En matière d'avancées concrètes, c'est l’université Paris-Diderot qui a été pionnière en créant, dès octobre 2010, un Pôle Egalité Femmes-Hommes, premier et seul service universitaire dédié à cette question dans les universités françaises. Le pôle s'est immédiatement attelé à réaliser un état des lieux statistique sexué de son personnel et de ses étudiants et avant l'été, Laure Bonnaud, responsable du pôle, présentait au conseil d'administration de l'université un programme d'actions complet.

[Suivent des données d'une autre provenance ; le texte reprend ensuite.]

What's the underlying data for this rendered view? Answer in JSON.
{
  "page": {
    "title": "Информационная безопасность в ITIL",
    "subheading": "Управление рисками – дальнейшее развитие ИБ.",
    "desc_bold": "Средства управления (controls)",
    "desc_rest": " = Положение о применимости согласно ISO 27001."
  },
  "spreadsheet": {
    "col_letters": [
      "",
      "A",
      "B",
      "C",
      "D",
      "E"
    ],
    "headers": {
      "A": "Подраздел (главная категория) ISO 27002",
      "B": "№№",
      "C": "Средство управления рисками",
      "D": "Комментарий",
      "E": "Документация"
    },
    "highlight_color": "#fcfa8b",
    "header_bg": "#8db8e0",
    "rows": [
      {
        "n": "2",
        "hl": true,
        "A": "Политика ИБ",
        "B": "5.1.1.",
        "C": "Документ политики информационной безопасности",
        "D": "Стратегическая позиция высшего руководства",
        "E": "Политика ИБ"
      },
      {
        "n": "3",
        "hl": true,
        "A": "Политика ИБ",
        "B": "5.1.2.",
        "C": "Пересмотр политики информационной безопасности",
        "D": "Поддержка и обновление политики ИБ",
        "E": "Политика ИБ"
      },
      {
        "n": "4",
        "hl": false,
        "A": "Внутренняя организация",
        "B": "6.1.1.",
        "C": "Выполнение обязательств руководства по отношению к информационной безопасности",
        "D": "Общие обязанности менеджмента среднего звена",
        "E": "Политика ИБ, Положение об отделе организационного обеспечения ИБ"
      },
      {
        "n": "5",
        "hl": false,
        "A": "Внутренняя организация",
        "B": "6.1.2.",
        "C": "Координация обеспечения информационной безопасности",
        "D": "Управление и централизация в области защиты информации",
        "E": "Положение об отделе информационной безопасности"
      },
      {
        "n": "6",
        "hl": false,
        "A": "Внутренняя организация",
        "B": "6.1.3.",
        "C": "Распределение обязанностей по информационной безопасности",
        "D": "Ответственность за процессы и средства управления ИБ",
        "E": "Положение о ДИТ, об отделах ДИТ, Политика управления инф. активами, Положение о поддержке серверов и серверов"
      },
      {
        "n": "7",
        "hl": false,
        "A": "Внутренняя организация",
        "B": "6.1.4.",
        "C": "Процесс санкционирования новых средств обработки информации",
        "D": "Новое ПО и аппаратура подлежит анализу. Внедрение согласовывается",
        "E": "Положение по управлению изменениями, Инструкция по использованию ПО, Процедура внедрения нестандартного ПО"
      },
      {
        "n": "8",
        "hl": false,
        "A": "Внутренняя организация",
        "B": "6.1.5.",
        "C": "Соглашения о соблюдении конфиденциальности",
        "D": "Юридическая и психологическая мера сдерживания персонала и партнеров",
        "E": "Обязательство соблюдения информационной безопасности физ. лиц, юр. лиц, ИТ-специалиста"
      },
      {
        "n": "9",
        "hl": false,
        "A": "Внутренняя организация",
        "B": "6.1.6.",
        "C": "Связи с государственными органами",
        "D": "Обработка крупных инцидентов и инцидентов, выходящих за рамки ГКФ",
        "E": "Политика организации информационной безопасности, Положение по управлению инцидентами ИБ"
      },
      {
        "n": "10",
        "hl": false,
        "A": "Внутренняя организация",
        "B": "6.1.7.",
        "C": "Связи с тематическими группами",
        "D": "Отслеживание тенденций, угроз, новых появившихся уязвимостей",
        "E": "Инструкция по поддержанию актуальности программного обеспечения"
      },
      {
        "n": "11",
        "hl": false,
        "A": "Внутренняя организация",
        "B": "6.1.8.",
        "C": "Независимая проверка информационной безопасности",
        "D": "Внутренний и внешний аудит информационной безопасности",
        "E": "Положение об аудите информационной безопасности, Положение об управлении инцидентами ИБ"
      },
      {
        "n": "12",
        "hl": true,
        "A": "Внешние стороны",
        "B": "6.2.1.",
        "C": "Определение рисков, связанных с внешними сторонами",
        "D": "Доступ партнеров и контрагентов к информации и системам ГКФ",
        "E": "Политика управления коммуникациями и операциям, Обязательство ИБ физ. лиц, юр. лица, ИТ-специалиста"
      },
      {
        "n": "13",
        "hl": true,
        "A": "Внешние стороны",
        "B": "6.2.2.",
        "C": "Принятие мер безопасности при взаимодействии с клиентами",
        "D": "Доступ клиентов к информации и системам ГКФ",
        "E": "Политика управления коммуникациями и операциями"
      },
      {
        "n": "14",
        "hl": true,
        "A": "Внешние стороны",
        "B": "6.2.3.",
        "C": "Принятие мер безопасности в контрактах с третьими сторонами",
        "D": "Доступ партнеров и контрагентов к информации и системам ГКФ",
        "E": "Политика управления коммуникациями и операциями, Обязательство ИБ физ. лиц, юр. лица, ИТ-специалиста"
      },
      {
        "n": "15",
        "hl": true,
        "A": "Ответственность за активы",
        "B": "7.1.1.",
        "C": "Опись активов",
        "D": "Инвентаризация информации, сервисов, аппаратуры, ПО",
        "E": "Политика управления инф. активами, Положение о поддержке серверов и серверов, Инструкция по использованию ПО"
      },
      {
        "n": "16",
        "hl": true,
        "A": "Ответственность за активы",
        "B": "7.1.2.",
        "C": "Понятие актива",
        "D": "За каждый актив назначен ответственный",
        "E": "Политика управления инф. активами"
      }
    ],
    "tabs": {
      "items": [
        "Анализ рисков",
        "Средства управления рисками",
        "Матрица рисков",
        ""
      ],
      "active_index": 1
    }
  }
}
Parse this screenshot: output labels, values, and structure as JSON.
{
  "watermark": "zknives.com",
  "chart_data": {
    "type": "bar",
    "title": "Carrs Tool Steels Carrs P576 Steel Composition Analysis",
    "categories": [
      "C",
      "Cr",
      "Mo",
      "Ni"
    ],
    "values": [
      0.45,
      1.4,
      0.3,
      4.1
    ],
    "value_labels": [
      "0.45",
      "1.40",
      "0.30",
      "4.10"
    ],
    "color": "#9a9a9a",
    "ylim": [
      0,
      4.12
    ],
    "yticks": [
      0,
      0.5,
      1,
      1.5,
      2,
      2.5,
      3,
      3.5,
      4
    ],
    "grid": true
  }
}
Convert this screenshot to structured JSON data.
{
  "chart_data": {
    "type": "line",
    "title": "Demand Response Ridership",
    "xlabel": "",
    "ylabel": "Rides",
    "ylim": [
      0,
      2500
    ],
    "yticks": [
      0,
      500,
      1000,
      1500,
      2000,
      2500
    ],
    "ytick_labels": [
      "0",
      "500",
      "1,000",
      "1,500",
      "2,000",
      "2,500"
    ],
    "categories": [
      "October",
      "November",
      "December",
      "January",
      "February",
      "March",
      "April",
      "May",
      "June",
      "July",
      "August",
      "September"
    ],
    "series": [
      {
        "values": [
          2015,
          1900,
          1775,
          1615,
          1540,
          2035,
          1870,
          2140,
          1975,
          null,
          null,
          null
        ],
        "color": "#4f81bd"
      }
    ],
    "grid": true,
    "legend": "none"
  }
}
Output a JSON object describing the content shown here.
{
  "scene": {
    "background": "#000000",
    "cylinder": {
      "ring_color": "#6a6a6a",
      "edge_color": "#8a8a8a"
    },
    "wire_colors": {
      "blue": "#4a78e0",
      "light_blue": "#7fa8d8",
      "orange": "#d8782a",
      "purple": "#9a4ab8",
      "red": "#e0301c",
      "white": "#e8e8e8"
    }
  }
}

On y retrouve l’ambition d’une approche systémique de la question, à l’image des démarches de mixité et d’égalité professionnelle lancées dans les entreprises, avec des mesures qui s'adressent à la fois aux personnels et aux étudiants. Des actions de sensibilisation et des sessions courtes de formation ont déjà été dispensées auprès des différents publics.
Laure Bonnaud, chercheuse et enseignante en biologie, me disait récemment que pendant longtemps, comme beaucoup d'autres femmes et hommes à l'université, elle n'avait pas voulu voir de problèmes en matière d'égalité professionnelle hommes-femmes dans son milieu de travail, mais que ce sont des constats chiffrés qui ont créé une prise de conscience chez elle. Elle est en tout cas convaincue, comme le sont aujourd'hui beaucoup d'entreprises bien plus en avance sur le sujet, de la nécessité d'une approche qui embarque autant les hommes que les femmes, parce qu'au bénéfice de tous à terme.
Cela prendra certainement du temps pour analyser freins et leviers à plus de mixité et d'égalité et pour agir aux bons niveaux dans le contexte organisationnel, "managerial" et culturel bien spécifique du monde universitaire. Pragmatiques, les chargé(e)s de mission Egalité/Diversité déjà en place dans les universités, se sont d'ores et déjà constitué(e)s en "conférence permanente" pour partager leurs pratiques. Affaire à suivre...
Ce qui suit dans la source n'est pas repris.